Samsung, SK Hynix Incentive Pay Row Emerges as Broad Societal Issue
As Samsung Electronics and SK Hynix have seen significant increases in company profits driven by advancements in artificial intelligence (AI) technology, internal debates over performance bonuses for employees have emerged as a critical issue for the broader South Korean economy. SK Hynix has committed to distributing bonuses amounting to 10% of its operating profit without an upper limit, while the Samsung Electronics union is demanding 15% of operating profit and has raised the possibility of a strike. With arguments ranging from paying bonuses in local currency to stimulate regional economies to demands for sharing profits with society at large, the discussion has expanded to encompass debates on individual property rights and fair market order.
This controversy highlights the structural reality of the South Korean economy being dominated by a few 'export giants.' Samsung Electronics and SK Hynix, which are responsible for the majority of domestic semiconductor exports, are called 'pillars of the Korean economy' due to their significant share in KOSPI market capitalization, listed company operating profits, and R&D and facility investments. The tendency for these companies' performance to correlate with macroeconomic fluctuations is evident in their projected operating profit figures for 2024 and 2025. SK Hynix is estimated to achieve 97 trillion won in sales and 47 trillion won in operating profit by 2025, while Samsung Electronics posted 333 trillion won in sales and 43 trillion won in operating profit for 2025. Combined, the annual operating profits of these two companies alone reach approximately 90 trillion won, which is nearly half of the total operating profits of all listed companies in South Korea (228 trillion won).
The concentration of profits in specific companies exacerbates income disparity between businesses.

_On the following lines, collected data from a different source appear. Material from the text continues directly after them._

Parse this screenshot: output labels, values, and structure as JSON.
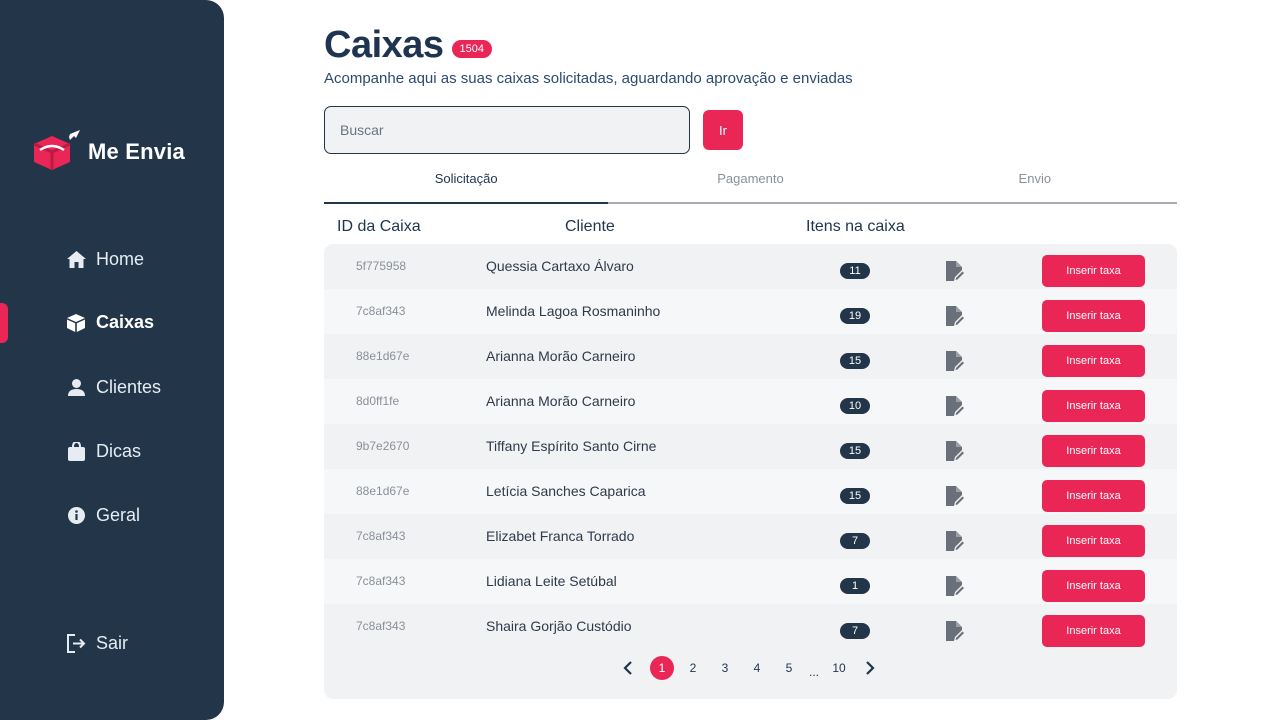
{
  "brand": {
    "name": "Me Envia",
    "accent": "#ea2657",
    "sidebar_bg": "#233549"
  },
  "sidebar": {
    "items": [
      {
        "label": "Home",
        "icon": "home-icon"
      },
      {
        "label": "Caixas",
        "icon": "box-icon",
        "active": true
      },
      {
        "label": "Clientes",
        "icon": "user-icon"
      },
      {
        "label": "Dicas",
        "icon": "bag-icon"
      },
      {
        "label": "Geral",
        "icon": "info-icon"
      }
    ],
    "logout": {
      "label": "Sair",
      "icon": "logout-icon"
    }
  },
  "header": {
    "title": "Caixas",
    "count": "1504",
    "subtitle": "Acompanhe aqui as suas caixas solicitadas, aguardando aprovação e enviadas"
  },
  "search": {
    "placeholder": "Buscar",
    "value": "",
    "button_label": "Ir"
  },
  "tabs": [
    {
      "label": "Solicitação",
      "active": true
    },
    {
      "label": "Pagamento",
      "active": false
    },
    {
      "label": "Envio",
      "active": false
    }
  ],
  "table": {
    "columns": [
      "ID da Caixa",
      "Cliente",
      "Itens na caixa"
    ],
    "action_label": "Inserir taxa",
    "rows": [
      {
        "id": "5f775958",
        "client": "Quessia Cartaxo Álvaro",
        "items": "11"
      },
      {
        "id": "7c8af343",
        "client": "Melinda Lagoa Rosmaninho",
        "items": "19"
      },
      {
        "id": "88e1d67e",
        "client": "Arianna Morão Carneiro",
        "items": "15"
      },
      {
        "id": "8d0ff1fe",
        "client": "Arianna Morão Carneiro",
        "items": "10"
      },
      {
        "id": "9b7e2670",
        "client": "Tiffany Espírito Santo Cirne",
        "items": "15"
      },
      {
        "id": "88e1d67e",
        "client": "Letícia Sanches Caparica",
        "items": "15"
      },
      {
        "id": "7c8af343",
        "client": "Elizabet Franca Torrado",
        "items": "7"
      },
      {
        "id": "7c8af343",
        "client": "Lidiana Leite Setúbal",
        "items": "1"
      },
      {
        "id": "7c8af343",
        "client": "Shaira Gorjão Custódio",
        "items": "7"
      }
    ]
  },
  "pagination": {
    "prev_icon": "chevron-left-icon",
    "next_icon": "chevron-right-icon",
    "pages": [
      "1",
      "2",
      "3",
      "4",
      "5",
      "...",
      "10"
    ],
    "current": "1"
  }
}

Large export-oriented corporations experience more rapid growth, while smaller export firms, domestic businesses, and self-employed individuals lag relatively behind. Changes are also occurring within companies, with a declining trend in the labor share of income. In 2023, SK Hynix's labor share of value added was about 63%, but it is projected to fall to approximately 46% in 2024 as the growth rate of value added fails to keep pace with that of labor costs. This suggests that a significant portion of newly created value has flowed to capital.
Economic dependence on a few large corporations leads to macroeconomic-level risks. Booms and busts in the semiconductor industry directly impact South Korea's economic growth rate, investment, employment, and tax revenue, potentially destabilizing the entire national economy. Despite calls for industrial diversification, economic policymakers appear to be influenced by the investment decisions, compensation practices, and site selections of these large corporations. The success of regional balanced development policies, for instance, requires the cooperation of Samsung Electronics and SK Hynix.
As the macroeconomic influence of large corporations grows, there is an increasing possibility that society as a whole, including policy, media, and education, becomes subservient to their trajectory. The expansion of market dominance by large companies leads to increased political and social influence. When value added is concentrated in a few companies, it flows to capital rather than labor, which can extend beyond internal corporate distribution debates to influence industrial policy, and ultimately, politics and the media. This can create a cycle of buying power with money, changing rules favorably with power, and thus gaining more money and power. Large corporations are more likely to demand and receive 'special treatment' in areas such as laws, regulations, taxation, and labor policies. The economic power of giant corporations directly translates into political power.
To address the phenomenon of export giants, first, we must avoid approaching the performance bonus debate with the outdated frame of 'endless union demands.' We need to face the macroeconomic reality of concentrated large corporations and decelerating productivity, characteristics of 21st-century advanced capitalist market economies, and focus on finding solutions for changes in income distribution between and within companies, as well as for macroeconomic volatility. As seen in the controversy over Samsung Electronics' delayed investment in HBM, these issues are the result of complex factors including management's strategic judgment, failures in talent management, and rigid organizational culture.
Second, the roles of politics and institutions are crucial. The key is to control corporations so they cannot alter rules to their advantage. Examples like SK Hynix directly petitioning the President to relax the financial holding company separation regulations, citing large-scale investment needs, which then leads to policy discussions, demonstrate how large corporations' opinions can change regulatory frameworks. Coupang's lobbying in the United States also reveals the risk of companies directly intervening in the political arena to reverse domestic regulations using foreign political influence. Surveillance and sanctions against the abuse of dominance in technology, data, and platforms must be strengthened. Instead of relying on media dependent on large corporate advertising and sponsorships or academia funded by corporate research grants, institutional spaces must be secured for critical examination and oversight of large corporations through public and non-profit media and public policy research. The expansion of independent research institutions specializing in fair economy policies is also necessary.